Salimos al escenario cuando los machacas todavía estaban bajando. Uno de ellos tan blanco como si hubiera visto a Cobain en lo alto. Los del público aún tuvieron cojones de tirarnos un par de botellas al escenario.

Agarré el micro: grité con la fuerza necesaria para rasgar el velo de la noche. Le dije: “¡ESTÁIS LOCOS!. ¡¡JODIDAMENTE LOCOS!!”. La banda cumplía 10 años ese mismo día, era una noche especial para nosotros. “¡MIRAD LA QUE HABÉIS LIADO PARA ENCENDER UNAS PUTAS VELAS!”

Comenzamos a tocar. Rugido, garra, y riff de guitarra. Ellos comenzaron a bailar, a empujarse unos a otros, a darlo todo.

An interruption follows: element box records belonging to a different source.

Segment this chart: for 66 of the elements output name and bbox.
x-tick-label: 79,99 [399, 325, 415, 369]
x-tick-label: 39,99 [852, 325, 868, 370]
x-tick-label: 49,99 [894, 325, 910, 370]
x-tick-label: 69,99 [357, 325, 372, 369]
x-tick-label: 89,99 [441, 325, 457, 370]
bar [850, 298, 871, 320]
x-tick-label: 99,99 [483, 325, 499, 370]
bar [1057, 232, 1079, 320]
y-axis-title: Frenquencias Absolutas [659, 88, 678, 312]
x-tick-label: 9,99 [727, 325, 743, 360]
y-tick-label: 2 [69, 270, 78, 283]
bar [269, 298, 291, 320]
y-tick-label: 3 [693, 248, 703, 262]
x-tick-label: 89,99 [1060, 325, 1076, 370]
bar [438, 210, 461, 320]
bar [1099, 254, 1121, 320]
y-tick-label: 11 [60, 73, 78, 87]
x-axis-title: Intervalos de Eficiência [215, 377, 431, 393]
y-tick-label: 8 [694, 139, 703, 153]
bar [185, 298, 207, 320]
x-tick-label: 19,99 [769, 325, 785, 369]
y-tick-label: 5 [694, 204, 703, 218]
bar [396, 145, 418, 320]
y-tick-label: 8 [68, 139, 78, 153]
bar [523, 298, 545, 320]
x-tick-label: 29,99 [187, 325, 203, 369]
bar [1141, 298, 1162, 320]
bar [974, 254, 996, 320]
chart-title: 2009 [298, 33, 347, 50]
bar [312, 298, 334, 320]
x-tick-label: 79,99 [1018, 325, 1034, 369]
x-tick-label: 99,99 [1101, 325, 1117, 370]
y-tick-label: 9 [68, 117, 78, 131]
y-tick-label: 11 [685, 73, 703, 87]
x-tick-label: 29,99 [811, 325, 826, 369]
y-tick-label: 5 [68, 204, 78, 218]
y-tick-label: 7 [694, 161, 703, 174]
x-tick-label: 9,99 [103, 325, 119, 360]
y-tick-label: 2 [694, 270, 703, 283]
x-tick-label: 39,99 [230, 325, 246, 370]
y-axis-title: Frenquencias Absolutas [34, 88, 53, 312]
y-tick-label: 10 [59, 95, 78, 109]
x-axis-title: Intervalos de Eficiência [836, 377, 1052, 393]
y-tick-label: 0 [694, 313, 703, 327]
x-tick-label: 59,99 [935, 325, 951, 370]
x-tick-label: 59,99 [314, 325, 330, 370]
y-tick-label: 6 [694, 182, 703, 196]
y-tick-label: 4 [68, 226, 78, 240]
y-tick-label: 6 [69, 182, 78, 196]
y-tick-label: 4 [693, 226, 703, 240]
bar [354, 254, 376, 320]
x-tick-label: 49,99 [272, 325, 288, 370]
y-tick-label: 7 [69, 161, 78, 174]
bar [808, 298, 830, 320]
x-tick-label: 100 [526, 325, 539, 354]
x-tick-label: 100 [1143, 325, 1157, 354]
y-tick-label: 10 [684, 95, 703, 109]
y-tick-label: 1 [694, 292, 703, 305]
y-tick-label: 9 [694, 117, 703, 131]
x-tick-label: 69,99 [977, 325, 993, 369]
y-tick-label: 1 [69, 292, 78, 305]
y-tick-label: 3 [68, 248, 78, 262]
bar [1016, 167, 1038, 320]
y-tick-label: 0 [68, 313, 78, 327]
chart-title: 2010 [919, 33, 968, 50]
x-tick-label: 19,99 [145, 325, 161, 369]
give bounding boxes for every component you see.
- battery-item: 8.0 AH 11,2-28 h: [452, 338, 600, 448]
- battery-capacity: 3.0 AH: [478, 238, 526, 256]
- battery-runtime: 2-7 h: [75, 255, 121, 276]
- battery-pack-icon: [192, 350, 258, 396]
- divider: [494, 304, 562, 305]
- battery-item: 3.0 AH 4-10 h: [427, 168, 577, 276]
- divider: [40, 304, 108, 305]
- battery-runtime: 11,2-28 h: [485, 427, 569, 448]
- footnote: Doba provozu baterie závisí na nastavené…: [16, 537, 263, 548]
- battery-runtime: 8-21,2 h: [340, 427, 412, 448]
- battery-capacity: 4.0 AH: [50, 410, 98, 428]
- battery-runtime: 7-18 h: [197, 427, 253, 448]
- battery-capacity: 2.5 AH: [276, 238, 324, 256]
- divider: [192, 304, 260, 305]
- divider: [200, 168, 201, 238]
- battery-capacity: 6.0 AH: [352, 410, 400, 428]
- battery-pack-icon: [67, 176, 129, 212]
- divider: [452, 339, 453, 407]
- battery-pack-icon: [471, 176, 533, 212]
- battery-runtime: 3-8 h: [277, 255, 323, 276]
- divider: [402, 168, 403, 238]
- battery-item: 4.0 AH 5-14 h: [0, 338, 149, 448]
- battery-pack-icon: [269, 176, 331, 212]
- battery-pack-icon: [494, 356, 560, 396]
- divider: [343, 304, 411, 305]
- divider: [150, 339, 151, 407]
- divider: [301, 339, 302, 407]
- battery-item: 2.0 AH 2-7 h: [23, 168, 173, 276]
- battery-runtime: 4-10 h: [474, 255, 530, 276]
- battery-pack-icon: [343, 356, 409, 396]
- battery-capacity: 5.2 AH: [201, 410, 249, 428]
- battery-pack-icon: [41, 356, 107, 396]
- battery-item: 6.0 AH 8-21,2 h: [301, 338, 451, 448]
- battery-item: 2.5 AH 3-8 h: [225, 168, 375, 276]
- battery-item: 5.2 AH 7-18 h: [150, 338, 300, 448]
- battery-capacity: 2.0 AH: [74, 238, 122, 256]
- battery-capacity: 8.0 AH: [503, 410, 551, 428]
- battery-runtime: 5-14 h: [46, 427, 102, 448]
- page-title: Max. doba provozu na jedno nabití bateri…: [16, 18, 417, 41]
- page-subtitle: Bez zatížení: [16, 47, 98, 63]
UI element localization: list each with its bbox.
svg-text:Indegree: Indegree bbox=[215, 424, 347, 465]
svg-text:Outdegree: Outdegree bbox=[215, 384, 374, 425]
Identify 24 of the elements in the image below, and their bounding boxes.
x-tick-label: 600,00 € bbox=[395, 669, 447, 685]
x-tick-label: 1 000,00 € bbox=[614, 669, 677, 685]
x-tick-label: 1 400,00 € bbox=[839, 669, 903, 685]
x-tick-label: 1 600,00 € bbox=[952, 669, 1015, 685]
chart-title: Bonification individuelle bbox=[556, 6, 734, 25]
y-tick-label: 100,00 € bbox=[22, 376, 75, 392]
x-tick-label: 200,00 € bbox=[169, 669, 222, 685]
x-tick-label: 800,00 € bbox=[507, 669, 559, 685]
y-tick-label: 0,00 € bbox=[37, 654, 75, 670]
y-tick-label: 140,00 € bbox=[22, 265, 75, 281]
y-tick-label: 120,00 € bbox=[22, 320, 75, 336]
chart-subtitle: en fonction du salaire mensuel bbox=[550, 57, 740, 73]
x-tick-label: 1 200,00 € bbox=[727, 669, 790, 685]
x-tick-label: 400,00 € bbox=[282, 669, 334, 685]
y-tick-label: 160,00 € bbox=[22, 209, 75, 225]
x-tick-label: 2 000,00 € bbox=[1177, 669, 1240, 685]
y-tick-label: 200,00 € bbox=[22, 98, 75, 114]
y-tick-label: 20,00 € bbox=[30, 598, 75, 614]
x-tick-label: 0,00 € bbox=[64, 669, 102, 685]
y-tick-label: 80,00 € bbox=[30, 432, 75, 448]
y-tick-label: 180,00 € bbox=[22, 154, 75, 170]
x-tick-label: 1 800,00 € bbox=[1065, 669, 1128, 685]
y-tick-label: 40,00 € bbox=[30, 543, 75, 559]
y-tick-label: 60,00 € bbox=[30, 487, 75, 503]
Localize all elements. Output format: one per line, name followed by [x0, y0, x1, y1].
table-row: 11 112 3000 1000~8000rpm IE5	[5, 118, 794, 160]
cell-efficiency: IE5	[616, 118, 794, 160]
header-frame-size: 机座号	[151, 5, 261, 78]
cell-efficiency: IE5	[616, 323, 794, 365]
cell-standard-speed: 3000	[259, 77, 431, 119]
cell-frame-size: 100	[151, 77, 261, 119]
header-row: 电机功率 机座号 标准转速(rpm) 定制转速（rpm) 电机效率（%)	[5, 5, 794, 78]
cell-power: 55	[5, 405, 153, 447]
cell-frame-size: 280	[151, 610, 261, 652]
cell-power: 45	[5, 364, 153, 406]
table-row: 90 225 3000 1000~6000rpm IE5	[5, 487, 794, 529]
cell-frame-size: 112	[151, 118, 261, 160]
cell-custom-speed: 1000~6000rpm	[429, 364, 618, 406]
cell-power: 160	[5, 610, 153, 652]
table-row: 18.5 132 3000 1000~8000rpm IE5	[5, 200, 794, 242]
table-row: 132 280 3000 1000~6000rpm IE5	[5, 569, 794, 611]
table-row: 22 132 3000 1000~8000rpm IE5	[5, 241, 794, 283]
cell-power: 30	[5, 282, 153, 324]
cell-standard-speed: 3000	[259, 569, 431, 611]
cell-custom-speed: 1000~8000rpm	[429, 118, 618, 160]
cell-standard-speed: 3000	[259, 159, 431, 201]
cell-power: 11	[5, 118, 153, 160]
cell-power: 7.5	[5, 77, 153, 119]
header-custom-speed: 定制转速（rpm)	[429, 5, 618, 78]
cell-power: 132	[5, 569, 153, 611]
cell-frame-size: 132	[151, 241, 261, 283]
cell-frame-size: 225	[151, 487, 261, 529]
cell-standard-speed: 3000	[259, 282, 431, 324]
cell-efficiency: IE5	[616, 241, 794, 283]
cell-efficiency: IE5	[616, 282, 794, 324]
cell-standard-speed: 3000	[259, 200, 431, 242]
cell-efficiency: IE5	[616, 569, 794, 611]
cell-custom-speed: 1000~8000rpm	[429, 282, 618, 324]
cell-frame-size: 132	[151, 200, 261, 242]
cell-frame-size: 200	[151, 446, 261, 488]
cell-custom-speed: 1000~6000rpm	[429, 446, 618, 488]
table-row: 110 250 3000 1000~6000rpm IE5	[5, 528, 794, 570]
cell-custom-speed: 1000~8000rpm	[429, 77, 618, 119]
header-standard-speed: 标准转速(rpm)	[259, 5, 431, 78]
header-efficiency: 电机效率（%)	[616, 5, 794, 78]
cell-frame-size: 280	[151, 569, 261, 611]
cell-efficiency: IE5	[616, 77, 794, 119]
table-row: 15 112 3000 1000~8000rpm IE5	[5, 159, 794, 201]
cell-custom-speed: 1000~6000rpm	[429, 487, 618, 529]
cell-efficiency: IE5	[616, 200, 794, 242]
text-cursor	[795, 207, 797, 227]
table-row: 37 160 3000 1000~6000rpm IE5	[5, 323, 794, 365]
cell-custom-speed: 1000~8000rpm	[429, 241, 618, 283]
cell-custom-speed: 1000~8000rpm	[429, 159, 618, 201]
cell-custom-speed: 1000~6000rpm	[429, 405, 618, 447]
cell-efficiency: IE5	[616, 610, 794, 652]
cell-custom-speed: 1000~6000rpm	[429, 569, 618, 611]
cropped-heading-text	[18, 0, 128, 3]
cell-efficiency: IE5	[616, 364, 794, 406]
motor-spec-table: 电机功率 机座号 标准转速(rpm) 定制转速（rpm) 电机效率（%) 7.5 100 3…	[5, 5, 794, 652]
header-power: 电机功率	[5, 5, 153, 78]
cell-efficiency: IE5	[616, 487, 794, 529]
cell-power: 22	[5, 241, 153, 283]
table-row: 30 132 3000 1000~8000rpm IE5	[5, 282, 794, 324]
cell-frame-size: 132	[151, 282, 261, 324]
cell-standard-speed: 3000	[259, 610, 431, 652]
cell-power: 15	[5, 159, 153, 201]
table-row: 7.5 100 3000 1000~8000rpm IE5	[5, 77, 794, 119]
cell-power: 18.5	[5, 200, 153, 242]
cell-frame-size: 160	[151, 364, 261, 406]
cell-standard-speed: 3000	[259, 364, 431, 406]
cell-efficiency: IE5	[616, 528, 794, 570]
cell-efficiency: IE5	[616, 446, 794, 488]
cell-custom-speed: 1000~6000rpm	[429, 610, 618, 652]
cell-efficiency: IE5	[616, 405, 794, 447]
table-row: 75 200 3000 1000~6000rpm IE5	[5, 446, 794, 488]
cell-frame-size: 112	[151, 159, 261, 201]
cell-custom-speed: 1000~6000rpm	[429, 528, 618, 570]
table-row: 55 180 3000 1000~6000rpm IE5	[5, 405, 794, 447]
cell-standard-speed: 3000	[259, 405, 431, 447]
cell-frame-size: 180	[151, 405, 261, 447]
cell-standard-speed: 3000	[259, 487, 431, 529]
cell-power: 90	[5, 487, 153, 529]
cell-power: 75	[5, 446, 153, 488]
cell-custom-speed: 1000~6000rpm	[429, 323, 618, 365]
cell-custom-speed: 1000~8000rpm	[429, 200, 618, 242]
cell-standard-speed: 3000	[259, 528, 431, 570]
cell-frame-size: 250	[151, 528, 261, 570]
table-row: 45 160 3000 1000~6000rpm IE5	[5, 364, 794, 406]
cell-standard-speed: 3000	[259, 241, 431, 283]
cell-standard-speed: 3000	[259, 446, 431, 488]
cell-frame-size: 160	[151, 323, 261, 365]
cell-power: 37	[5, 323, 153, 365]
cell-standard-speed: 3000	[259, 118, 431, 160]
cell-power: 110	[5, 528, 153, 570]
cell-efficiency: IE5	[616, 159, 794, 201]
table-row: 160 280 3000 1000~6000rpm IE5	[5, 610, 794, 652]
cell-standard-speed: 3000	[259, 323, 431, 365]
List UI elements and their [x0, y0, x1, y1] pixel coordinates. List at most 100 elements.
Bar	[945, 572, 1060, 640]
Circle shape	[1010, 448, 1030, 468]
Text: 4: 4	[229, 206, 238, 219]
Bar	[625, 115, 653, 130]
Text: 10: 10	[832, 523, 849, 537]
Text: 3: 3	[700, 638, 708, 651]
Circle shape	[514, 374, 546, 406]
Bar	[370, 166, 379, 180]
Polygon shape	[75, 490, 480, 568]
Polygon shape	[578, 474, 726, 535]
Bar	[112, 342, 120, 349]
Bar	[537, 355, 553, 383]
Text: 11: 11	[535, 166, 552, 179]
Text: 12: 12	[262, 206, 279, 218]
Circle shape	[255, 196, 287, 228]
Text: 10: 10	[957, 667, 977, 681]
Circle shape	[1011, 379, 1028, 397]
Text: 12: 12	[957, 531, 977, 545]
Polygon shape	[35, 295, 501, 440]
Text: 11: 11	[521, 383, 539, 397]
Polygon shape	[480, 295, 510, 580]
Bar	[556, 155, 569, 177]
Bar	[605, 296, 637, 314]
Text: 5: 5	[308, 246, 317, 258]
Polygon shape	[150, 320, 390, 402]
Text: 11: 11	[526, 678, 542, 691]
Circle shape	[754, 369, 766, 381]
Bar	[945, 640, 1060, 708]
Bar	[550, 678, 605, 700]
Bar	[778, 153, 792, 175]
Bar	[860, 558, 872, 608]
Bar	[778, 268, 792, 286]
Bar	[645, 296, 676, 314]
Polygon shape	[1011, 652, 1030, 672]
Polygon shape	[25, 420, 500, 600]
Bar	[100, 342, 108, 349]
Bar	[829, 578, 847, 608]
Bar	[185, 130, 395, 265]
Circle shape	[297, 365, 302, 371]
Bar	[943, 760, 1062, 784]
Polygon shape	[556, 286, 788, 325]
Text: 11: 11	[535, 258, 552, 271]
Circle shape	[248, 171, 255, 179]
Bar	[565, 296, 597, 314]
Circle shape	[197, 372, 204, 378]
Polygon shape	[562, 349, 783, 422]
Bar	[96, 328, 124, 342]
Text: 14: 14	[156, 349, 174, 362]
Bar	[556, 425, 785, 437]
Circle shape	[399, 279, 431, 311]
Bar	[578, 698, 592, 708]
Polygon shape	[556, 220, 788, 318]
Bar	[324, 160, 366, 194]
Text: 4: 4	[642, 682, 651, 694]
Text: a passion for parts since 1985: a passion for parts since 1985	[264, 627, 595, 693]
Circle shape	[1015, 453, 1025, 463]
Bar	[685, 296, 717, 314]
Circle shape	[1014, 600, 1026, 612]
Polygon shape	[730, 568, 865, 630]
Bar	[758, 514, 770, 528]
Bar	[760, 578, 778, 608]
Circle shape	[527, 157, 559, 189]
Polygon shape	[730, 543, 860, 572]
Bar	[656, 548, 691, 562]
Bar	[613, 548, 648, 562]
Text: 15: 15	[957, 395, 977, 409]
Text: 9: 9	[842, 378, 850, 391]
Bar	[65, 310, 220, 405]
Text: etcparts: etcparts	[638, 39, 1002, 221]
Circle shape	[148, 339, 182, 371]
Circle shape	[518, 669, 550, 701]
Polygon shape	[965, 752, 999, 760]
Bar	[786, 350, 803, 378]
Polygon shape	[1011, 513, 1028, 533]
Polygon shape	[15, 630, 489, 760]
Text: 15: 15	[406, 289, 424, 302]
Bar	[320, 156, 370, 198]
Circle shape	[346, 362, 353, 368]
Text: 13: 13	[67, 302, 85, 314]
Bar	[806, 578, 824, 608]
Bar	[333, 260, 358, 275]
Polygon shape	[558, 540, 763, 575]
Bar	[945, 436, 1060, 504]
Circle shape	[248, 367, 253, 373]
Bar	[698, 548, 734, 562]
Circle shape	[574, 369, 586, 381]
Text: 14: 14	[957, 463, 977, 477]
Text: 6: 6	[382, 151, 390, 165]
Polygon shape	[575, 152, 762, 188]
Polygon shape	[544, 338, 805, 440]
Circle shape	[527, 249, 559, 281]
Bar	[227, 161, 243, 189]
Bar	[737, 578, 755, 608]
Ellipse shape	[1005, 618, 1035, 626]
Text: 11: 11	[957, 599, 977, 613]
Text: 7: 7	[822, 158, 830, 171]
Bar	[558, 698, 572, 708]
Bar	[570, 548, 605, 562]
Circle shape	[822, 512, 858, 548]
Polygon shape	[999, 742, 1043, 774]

Quiero pensar que fuimos nosotros, que a medida que empezamos a sonar los fuimos amansando.

Aún ardían las lonas a lo lejos, y el coche como una gran hoguera central. El horizonte, negro y rojo, parecía uno de esos cuadros del infierno que tenéis en El Prado. Nos sentíamos como en casa.

¿Que si volveremos por aquí? No lo dudes. Pero nos ahorraremos disgustos en el aeropuerto. Estamos componiendo una nueva canción. Pienso que será un temazo. ¿El título? Supongo que será algo así como: “When you´d go there, you´d better leave your drugs at home”. Volveremos. Claro que volveremos.